Geld zurück?:

Millionenpolster sorgt für Wirbel

Die Handwerkskammer Ostmecklenburg-Vorpommern hat stattliche Summen auf die hohe Kante gelegt. Können die Betriebe auf sinkende Beiträge hoffen?

Die Handwerker im Osten des Landes haben viel an die Kammer gezahlt. Sie sitzt auf einem Millionenpolster.
© Dan Race - Fotolia.com Die Handwerker im Osten des Landes haben viel an die Kammer gezahlt. Sie sitzt auf einem Millionenpolster.

„Die ziehen den Handwerkern doch das Geld nur so aus der Tasche“, kritisiert Kai Boeddinghaus die Handwerkskammer Ostmecklenburg-Vorpommern. Der Chef des Bundesverbandes für freie Kammern zieht unermüdlich gegen die Zwangsmitgliedschaft in den Standesvertretungen zu Felde. Dabei nimmt er auch die Guthaben der Kammern ins Visier. Bei der Handwerkskammer Ostmecklenburg/Vorpommern mit Sitz in Rostock und Neubrandenburg sind nach seiner Ansicht die Schätze zu groß, die auf Konten gebunkert wurden.

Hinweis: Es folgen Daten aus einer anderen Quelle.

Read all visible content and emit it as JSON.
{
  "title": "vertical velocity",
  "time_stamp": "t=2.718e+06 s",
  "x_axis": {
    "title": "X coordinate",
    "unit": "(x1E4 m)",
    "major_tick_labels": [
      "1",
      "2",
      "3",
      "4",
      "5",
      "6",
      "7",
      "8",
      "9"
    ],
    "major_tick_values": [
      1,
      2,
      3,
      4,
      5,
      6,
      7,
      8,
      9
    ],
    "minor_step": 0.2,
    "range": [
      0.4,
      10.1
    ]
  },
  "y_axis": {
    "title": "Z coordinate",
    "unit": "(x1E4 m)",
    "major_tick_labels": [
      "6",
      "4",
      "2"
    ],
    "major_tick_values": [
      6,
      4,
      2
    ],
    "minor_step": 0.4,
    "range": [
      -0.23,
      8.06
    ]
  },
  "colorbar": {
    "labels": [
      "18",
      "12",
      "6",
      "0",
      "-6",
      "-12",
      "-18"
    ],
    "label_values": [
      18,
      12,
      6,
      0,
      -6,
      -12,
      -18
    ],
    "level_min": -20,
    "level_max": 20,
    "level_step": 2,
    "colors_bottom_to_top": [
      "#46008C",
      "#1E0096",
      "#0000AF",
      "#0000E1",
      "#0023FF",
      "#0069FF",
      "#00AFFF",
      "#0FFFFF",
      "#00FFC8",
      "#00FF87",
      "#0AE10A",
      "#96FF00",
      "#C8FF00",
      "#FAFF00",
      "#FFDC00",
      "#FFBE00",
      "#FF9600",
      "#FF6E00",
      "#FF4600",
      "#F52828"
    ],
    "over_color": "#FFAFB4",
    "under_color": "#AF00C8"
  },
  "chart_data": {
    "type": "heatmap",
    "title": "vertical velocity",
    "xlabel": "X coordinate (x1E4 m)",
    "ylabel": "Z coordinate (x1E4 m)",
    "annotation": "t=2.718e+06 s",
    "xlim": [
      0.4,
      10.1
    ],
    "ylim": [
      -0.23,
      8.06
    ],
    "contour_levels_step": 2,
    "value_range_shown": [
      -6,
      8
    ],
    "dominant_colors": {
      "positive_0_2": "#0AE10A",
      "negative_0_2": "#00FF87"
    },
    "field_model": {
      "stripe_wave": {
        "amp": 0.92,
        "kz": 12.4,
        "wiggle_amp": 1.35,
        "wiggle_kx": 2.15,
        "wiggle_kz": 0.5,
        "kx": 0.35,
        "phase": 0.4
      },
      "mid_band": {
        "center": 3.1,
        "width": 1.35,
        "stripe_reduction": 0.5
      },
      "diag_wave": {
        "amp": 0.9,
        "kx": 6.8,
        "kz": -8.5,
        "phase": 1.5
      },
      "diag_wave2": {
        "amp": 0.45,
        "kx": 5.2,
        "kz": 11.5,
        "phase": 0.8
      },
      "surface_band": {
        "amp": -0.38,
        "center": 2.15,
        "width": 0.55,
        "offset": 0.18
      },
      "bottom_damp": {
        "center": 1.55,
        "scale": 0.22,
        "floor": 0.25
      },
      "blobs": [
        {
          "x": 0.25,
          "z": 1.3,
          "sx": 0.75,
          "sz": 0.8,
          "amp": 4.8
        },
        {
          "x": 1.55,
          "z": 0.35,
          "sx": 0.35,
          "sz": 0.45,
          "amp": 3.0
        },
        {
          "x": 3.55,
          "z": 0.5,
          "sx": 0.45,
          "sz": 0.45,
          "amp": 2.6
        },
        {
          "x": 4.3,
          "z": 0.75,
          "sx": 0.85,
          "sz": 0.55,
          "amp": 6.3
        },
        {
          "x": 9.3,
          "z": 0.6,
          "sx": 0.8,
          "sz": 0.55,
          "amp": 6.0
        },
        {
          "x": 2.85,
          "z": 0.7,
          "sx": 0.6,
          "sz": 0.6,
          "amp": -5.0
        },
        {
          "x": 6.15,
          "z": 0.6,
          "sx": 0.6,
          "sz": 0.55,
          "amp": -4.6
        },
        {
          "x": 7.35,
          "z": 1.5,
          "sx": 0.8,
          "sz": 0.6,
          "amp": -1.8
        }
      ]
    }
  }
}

Boeddinghaus stößt sich an der Höhe der Rücklagen der Kammer. Insbesondere die 3,5 Millionen Euro, die für kurzfristig anstehende Ausgaben als Reserve auf den Konten schlummern, hält er für überflüssig. „Das ist Geld, das in der Praxis so gut wie nie gebraucht wird“, findet er. Zumal es auch noch einen weiteren „Notgroschen“ in Höhe von 3,2 Millionen Euro gebe – zum Ausgleich für längerfristige finanzielle Turbulenzen.

„Das überschüssige Geld muss an die Betriebe zurück fließen“, fordert er. Denkbar sei ein Beitragsrabatt für kommende Jahre oder eine Ausschüttung. „Die Beiträge der Handwerkskammer Ostmecklenburg-Vorpommern sind extrem hoch“, stellt er fest. Sein Verband der Kammerkritiker hat in einem Vergleich festgestellt, dass Handwerksbetriebe etwa drei bis viel Mal so hohe Beiträge zahlen müssen wie Unternehmen, die Mitglied der Industrie- und Handelskammer sein müssen. Knapp fünf Millionen Euro haben die rund 12  500 Handwerker im vergangenen Jahr gezahlt.

Ministerium: Rücklage ist "noch angemessen"

Wofür und wie die Rücklagen der Kammer verwendet werden, entscheidet heute die Vollversammlung der Standesvertretung – unter Ausschluss der Öffentlichkeit. „Unsere Rücklagen sind rechtlich zulässig“, sagt Hauptgeschäftsführerin Claudia Alder und beruft sich dabei auch auf das Wirtschaftsministerium in Schwerin als Aufsichtsbehörde. Das Geld sei gemäß Beschlüssen in Vollversammlungen für Investitionen vorgesehen, betont sie.

Das Wirtschaftsministerium tritt auf die Euphorie-Bremse. Die Höhe der Rücklagen könne als „noch angemessen“ bezeichnet werden, erklärt ein Sprecher. Auffällig sei jedoch, dass im Vergleich zu anderen Kammern im Land das Verhältnis der Rücklagen zum Gesamthaushalt „erhöht“ sei. Darüber werde mit der Kammerspitze intensiv gesprochen. Ein Teil des Geldes sei für Bauvorhaben an Bildungsstätten und deren Ausstattung vorgesehen. „Wird die Investitionsrücklage wie vorgesehen eingesetzt, bestehen keine rechtlichen Bedenken“, so der Sprecher.

Zugleich verweist das Ministerium darauf, dass die Industrie- und Handelskammern im Land bis 2018 Teile ihrer Rücklagen auflösen. Ein vergleichbares Vorgehen sei auch im Bereich des Handwerks wünschenswert.